Implementation Considerations
- Computational Requirements: Training requires two RTX 4090 GPUs for 100 epochs; inference is efficient due to lightweight fusion modules.
- Data Preprocessing: Uniform downsampling to 16,384 points per scene; gravity-aligned normalization for cross-platform consistency.
- Annotation Quality: Human verification ensures high-fidelity language and spatial alignment; platform-invariant prompts standardize linguistic supervision.
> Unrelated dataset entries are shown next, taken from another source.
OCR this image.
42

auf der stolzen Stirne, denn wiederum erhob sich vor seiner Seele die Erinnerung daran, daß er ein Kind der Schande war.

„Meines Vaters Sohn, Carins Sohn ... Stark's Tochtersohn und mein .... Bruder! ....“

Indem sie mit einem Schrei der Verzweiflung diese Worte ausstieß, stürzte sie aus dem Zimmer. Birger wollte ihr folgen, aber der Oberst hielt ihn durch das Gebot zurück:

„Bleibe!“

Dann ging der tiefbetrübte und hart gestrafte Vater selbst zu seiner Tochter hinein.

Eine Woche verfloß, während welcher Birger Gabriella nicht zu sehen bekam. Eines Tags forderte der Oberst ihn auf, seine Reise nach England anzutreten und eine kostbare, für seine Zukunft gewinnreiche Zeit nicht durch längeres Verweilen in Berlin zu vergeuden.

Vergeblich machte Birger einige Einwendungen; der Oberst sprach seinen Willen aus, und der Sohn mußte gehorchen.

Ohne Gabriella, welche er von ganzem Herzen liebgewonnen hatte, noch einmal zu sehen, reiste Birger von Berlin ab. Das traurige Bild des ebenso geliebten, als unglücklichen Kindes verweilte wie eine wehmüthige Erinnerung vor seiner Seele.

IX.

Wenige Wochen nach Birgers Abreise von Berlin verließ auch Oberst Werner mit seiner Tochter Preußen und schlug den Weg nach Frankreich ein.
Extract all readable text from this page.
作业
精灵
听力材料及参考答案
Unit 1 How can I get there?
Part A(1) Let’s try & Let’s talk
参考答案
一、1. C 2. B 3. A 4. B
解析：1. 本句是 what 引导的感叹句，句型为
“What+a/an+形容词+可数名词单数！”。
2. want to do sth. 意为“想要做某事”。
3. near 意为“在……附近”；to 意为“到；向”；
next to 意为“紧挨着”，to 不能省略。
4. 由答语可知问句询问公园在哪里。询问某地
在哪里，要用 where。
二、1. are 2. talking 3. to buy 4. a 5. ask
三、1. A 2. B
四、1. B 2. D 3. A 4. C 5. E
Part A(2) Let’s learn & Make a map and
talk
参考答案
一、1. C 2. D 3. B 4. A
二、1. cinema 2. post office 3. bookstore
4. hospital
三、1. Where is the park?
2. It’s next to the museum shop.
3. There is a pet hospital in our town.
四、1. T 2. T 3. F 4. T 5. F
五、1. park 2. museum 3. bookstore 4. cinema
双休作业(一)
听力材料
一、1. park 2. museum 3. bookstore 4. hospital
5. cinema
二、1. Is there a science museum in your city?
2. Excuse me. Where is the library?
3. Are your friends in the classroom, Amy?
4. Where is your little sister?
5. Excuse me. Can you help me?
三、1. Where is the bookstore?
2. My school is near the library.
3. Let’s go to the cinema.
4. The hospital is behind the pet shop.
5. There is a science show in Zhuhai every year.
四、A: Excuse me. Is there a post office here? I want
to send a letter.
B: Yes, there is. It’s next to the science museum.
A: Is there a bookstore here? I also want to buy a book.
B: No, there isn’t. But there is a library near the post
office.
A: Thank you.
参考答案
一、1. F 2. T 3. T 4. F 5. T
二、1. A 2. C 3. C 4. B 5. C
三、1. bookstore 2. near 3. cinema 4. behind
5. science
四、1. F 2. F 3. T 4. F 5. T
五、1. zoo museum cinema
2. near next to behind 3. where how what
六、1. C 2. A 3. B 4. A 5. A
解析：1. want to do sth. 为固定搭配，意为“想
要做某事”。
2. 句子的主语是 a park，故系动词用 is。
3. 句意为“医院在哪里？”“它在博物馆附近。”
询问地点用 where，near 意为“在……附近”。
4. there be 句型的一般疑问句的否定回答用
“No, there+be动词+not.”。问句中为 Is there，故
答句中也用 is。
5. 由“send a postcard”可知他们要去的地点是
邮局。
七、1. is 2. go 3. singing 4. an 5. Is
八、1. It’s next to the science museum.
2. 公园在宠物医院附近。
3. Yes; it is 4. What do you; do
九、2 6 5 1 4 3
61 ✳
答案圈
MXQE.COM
- Deployment: The model is robust to platform shifts and can be integrated into embodied agents for navigation, interaction, and situational awareness in outdoor environments.
Implications and Future Directions
3EED exposes significant performance gaps in cross-platform 3D grounding, underscoring the need for platform-aware, scale-adaptive models. The dataset's diversity and scale enable rigorous evaluation of generalization, multi-object reasoning, and language-vision alignment in real-world conditions. Future research should address temporal dynamics, ambiguous language, and extension to additional sensor modalities. The benchmark provides a foundation for developing robust, context-aware embodied perception systems.
Conclusion
3EED establishes a new standard for outdoor 3D visual grounding, offering a large-scale, multi-platform, multi-modal dataset and comprehensive benchmark protocols. The proposed annotation pipeline and baseline model advance the state of the art in generalizable 3D grounding, revealing key challenges and opportunities for future research in language-driven embodied AI.